Methods Serum levels of galectin-9 and CXCL10 were measured by Luminex in an identification cohort (n=43) and replication cohort (n=148) of patients with SLE, SLE +APS and primary APS (PAPS) and healthy controls (HC). Isolated monocytes were used to quantify IFN scores by measuring the expression of 4 type I IFN inducible genes. The performance of potential biomarkers for the IFN signature were assessed by Receiver Operating Characteristics curves.

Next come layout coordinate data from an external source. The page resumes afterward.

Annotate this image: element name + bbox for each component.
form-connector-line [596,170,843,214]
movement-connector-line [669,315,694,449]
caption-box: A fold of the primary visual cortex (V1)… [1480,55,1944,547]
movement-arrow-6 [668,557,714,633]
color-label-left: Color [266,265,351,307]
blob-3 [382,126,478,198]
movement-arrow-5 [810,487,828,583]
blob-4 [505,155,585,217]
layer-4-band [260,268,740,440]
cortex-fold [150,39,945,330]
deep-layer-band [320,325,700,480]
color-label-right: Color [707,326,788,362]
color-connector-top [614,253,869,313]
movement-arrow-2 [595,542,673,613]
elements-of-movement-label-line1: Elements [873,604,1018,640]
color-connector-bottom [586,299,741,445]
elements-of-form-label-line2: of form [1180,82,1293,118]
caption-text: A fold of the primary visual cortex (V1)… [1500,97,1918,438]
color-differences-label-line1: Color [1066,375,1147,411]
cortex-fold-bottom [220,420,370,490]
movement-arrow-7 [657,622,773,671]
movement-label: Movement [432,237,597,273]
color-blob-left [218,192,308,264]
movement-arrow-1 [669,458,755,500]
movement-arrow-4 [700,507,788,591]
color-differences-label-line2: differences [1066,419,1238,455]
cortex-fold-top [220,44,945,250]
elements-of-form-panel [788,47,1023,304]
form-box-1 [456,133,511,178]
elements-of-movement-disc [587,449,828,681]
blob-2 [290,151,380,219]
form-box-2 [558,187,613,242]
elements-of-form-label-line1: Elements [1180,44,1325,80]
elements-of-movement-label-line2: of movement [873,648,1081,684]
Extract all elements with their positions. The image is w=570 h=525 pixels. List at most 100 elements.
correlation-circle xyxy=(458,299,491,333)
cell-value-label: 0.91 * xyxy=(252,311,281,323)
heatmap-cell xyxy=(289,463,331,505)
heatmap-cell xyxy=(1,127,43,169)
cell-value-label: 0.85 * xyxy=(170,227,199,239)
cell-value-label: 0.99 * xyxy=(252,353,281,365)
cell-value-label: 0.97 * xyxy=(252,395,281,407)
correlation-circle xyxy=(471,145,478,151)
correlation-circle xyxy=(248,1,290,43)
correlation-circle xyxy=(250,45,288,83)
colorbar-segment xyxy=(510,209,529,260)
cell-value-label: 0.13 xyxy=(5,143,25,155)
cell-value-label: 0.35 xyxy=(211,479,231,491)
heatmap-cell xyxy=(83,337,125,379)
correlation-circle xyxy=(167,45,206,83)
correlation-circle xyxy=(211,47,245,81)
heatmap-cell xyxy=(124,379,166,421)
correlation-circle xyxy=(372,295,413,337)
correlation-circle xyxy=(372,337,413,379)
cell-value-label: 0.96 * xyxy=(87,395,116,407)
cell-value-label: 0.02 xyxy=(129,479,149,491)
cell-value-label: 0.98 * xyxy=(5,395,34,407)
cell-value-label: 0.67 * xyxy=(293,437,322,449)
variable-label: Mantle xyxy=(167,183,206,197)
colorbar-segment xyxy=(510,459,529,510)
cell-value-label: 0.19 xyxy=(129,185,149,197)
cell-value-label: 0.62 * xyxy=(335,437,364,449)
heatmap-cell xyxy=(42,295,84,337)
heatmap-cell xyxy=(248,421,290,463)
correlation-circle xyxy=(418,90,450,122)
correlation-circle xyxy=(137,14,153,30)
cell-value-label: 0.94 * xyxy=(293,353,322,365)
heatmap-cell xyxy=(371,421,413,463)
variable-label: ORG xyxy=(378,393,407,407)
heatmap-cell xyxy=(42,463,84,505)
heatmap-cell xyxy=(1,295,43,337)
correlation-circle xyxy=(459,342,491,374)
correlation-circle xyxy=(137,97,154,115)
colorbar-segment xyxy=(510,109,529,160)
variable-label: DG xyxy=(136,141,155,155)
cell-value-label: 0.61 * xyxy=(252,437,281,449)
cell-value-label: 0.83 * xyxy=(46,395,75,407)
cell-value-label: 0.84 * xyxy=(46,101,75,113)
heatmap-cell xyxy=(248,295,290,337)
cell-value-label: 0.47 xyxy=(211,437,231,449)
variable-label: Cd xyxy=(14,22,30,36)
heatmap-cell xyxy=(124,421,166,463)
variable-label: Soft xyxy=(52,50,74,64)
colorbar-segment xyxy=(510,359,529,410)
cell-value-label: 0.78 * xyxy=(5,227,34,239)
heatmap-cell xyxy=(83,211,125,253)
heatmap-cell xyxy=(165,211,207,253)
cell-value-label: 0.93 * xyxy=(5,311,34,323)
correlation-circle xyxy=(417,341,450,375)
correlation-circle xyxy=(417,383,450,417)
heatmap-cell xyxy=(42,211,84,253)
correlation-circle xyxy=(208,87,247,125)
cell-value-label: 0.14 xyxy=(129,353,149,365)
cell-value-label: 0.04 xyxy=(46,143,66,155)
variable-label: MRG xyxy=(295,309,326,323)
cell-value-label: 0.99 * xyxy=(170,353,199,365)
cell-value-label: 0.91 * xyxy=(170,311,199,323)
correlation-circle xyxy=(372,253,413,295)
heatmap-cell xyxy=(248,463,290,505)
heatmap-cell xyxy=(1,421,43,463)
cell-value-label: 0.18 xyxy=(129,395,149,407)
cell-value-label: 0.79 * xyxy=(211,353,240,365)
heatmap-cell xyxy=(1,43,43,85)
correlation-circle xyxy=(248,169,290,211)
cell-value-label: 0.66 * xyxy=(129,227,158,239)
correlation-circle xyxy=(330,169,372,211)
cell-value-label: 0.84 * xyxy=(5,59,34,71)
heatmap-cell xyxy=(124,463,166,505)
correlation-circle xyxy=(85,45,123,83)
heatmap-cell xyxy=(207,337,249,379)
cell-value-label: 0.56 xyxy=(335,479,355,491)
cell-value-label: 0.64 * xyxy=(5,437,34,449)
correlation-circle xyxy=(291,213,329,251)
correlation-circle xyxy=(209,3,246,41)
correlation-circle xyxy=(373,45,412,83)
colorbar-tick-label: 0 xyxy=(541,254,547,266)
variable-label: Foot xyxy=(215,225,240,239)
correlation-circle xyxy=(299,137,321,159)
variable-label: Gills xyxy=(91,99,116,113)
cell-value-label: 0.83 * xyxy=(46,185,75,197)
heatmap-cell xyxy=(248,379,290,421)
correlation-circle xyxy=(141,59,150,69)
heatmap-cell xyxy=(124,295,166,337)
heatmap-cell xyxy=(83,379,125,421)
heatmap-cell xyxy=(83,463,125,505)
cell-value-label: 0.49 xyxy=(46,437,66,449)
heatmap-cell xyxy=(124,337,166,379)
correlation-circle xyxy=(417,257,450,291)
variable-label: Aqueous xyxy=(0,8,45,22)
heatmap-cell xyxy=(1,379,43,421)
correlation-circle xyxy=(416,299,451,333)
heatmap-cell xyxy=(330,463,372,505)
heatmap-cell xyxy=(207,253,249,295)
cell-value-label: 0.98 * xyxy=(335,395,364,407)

RNA sequencing on plasmacytoid and myeloid DC isolated from patients with SLE, SLE +APS and PAPS (n=54) were analysed to identify potential sources of galectin-9 in SLE and APS.
Results In both identification and replication cohort, serum levels of galectin-9 and CXCL10 were elevated in SLE, SLE +APS and PAPS patients as compared with HC (all p<0.05) and both galectin-9 and CXCL10 correlated with the IFN signature (r=0.66, p<0.001 and r=0.46, p<0.001 respectively). ROC-curve analysis revealed a better performance of galectin-9 (AUC 0.86) than CXCL10 (AUC 0.78) or traditional serological biomarkers for SLE (AUC <0.75) to detect an IFN signature. The expression of galectin-9 was increased in both pDC and mDC in SLE and APS, in particular in IFN-high patients. In vitro, IFNα upregulated galectin-9 expression in pDC and mDC.
Conclusion Galectin-9 is produced by dendritic cells in SLE and APS upon activation by IFNα and serves as an easily measurable biomarker that outclasses CXCL10 or traditional measures of disease activity to detect an IFN signature in patients with SLE and APS.